Question

I'm trying to use long polling with JAX-RS (Jersey implementation) and it doesn't work as I expect. Maybe I'm misunderstanding something. I would appreciate any advice.

Please note that using a reverse connection (something like Atmosphere, Comet, etc) is not a option for security reason. Not that I'm currently developing with Tomcat 7.

The following method is invoked from a JQuery Ajax call (using $.ajax).

@Path("/poll")
@GET
public void poll(@Suspended final AsyncResponse asyncResponse)
        throws InterruptedException {
    new Thread(new Runnable() {
        @Override
        public void run() {
            this.asyncResponse = asyncResponse;
            // wait max. 30 seconds using a CountDownLatch
            latch.await(getTimeout(), TimeUnit.SECONDS);
        }
    }).start();
}

The other method is invoked from my application (after a JMS call):

@POST
@Path("/printed")
public Response printCallback() {
    // ...

    // I expect the /poll call to be ended here from the client perspective but that is not the case
    asyncResponse.resume("UPDATE"); 
    latch.countDown();

    return Response.ok().build();
}

If I remove the Thread creation in the poll method. Then it works, but the problem is that a Thread is busy. If I use the Thread creation, then the method is returning directly and the browser is not detecting the end of the long polling.

What am I doing wrong?

Was it helpful?

Solution

I found the solution of my problem. The problem was in the configuration. We must specify that the Jersey servlet supports async and then it works fine:

<servlet>
    <servlet-name>Jersey REST Service</servlet-name>
    <servlet-class>org.glassfish.jersey.servlet.ServletContainer</servlet-class>
    <async-supported>true</async-supported>
    ...
</servlet>

Please note that if you have Servlet filters, they also need to be async-supported to true.

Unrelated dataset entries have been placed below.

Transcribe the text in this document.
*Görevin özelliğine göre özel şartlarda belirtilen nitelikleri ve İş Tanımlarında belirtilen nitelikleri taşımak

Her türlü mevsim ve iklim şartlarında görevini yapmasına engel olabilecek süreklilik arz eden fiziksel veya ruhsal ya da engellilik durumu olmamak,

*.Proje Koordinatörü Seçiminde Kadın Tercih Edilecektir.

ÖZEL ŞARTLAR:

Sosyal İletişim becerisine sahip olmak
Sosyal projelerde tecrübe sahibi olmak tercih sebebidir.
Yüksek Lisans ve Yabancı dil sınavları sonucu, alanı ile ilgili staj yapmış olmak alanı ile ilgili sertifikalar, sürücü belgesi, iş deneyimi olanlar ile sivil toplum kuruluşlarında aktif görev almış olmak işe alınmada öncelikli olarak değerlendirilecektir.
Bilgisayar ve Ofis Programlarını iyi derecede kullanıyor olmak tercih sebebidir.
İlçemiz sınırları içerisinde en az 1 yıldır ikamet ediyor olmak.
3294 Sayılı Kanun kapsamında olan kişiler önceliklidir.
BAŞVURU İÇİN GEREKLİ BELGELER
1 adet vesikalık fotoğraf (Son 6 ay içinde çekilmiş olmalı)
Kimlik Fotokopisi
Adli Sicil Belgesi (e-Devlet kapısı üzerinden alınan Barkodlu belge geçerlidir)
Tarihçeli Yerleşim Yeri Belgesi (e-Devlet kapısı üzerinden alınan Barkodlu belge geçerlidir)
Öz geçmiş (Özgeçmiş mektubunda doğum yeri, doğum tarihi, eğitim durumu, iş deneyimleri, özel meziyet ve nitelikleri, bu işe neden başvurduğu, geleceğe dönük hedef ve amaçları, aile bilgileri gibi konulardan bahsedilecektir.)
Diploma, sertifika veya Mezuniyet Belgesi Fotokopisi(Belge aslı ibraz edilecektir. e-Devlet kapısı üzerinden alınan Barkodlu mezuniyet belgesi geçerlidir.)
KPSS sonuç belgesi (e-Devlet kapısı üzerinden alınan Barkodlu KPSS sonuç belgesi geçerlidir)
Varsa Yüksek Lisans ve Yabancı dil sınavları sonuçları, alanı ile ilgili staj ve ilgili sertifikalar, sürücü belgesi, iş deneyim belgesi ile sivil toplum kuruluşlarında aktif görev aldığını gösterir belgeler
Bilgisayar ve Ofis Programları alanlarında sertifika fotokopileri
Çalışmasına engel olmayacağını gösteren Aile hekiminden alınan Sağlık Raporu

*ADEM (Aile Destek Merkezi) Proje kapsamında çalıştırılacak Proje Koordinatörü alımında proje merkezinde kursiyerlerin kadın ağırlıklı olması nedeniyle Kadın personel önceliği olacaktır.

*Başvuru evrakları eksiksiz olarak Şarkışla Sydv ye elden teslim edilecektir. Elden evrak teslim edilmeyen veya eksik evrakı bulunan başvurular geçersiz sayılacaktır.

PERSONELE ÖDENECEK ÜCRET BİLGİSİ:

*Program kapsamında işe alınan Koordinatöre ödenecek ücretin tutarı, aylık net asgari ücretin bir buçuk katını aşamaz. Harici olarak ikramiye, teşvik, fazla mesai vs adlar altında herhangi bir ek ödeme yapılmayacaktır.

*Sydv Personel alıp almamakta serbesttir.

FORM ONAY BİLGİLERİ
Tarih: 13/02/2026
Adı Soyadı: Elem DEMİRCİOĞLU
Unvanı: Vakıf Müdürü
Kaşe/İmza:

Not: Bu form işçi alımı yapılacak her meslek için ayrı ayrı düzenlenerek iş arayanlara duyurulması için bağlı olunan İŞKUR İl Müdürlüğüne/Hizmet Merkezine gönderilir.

This was also not necessary to create a thread. Jersey does it for me:

@Path("/poll")
@GET
public void poll(@Suspended final AsyncResponse asyncResponse)
        throws InterruptedException {
    asyncResponse.setTimeout(30, TimeUnit.SECONDS);
    this.asyncResponse = asyncResponse;
}

@POST
@Path("/printed")
public Response printCallback(String barcode) throws IOException {
    // ...

    this.asyncResponse.resume("MESSAGE");

    return Response.ok().build();
}

When calling poll the browser waits until receiving MESSAGE or receiving a HTTP status 503 if the timeout is elapsed. In the server, the request thread is not blocked until the timeout but released directly. In the client side, I have a JavaScript which is calling the method again if the timeout occurs, otherwise I process something in the page.